The rocket, capable of carrying 16,000 kilograms into low Earth orbit, is a commercial variant of the Long March 10A vehicle. This launch vehicle was initially designed to transport crews and cargo to low-Earth orbit destinations such as China’s Tiangong space station. Both vehicles are offshoots of the Long March 10, a gargantuan rocket under development to send Chinese astronauts to the Moon. This is a goal that China has set for 2030, rivaling independent American plans for a crewed lunar return by 2028 via NASA’s Artemis program. Long March 10B, however, is seen as a crucial catalyst for China’s growing efforts to deploy vast megaconstellations of satellites similar to SpaceX’s wildly successful Starlink system, which has passed the milestone to have 10,000 active spacecraft in orbit earlier this year.

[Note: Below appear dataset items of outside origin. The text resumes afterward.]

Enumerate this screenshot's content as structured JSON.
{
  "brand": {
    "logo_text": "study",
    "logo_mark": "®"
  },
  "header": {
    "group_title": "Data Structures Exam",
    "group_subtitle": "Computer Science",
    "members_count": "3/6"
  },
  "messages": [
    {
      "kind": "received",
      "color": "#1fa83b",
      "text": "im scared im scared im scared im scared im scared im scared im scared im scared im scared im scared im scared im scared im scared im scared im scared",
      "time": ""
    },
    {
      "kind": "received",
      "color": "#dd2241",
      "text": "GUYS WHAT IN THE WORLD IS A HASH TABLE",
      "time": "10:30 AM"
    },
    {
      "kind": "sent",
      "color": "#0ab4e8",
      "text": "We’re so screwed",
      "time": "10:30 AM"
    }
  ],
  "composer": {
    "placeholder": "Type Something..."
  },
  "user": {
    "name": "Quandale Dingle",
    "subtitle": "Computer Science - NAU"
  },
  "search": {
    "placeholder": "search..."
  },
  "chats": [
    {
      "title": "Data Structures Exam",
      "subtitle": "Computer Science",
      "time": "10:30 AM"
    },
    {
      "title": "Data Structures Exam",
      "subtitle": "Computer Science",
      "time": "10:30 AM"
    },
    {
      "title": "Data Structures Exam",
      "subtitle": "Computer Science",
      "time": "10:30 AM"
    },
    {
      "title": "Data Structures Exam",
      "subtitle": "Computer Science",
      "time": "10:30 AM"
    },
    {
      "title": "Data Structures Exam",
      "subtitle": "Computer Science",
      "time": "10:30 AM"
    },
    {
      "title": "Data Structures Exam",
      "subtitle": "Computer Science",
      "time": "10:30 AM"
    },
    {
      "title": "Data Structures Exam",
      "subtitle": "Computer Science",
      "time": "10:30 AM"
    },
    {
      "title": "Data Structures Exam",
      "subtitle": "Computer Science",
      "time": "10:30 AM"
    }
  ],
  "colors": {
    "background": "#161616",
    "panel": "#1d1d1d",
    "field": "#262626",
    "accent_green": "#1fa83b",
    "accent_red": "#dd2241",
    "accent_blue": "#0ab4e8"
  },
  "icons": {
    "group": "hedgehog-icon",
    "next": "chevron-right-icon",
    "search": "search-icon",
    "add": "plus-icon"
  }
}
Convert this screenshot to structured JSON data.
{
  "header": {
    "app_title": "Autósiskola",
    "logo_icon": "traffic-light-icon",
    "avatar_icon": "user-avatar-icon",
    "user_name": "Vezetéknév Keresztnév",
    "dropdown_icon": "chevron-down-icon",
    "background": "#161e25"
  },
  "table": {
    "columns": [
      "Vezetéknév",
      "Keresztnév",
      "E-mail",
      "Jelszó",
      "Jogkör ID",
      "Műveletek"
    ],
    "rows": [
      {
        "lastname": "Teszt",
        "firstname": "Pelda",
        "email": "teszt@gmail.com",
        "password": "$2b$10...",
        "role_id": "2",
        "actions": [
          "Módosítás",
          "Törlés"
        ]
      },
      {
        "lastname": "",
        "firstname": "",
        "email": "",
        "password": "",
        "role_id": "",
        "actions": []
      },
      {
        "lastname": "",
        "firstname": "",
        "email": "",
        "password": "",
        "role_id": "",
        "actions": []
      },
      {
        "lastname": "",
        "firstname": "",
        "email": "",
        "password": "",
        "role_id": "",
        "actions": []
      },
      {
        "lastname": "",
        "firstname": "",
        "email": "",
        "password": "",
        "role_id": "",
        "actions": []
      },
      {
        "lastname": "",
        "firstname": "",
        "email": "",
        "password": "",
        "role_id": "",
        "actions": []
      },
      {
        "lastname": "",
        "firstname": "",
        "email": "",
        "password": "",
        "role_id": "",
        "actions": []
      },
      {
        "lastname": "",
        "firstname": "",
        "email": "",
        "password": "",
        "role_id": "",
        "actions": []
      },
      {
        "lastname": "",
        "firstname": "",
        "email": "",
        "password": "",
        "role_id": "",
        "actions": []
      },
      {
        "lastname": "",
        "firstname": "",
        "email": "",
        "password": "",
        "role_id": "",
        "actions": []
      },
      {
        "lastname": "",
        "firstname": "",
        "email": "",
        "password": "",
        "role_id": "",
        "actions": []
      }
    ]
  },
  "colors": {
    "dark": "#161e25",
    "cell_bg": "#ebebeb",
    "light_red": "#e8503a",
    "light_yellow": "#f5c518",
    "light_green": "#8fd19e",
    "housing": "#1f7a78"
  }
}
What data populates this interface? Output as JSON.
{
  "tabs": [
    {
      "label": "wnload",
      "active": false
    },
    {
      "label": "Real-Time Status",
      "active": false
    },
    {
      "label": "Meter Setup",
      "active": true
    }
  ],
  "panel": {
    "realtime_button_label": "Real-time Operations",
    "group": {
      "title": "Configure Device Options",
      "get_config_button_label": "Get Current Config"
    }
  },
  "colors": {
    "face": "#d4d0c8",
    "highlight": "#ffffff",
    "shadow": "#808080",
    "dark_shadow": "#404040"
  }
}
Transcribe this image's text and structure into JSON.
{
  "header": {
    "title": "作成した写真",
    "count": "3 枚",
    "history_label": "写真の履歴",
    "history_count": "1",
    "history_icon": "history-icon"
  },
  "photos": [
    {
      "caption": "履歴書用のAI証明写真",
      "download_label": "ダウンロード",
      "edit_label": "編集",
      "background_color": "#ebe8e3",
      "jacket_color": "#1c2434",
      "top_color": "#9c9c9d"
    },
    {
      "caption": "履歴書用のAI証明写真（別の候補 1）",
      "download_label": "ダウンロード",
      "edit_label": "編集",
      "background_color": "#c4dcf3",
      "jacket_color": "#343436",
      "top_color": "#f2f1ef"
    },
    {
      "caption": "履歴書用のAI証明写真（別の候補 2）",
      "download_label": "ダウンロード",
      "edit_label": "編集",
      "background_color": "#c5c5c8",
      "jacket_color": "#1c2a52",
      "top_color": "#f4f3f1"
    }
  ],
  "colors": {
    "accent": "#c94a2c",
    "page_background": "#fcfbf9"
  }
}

Even though today’s flight had encountered obstacles, China still has difficulty other reusable rockets are waiting in the wings. Two other vehicles – the state-developed Long March 12A and the state-sponsored Landspace company’s Zhuque-3 commercial rocket – have each conducted test flights over the past year. However, neither has yet successfully demonstrated booster first stage recovery, and many other Chinese companies are in the early stages of developing reusable rockets. Additional flights of the Zhuque-3 and Long March 12A are expected to take place soon, although the timeline is unclear due to China’s tendency to remain tight-lipped about the details of its future plans.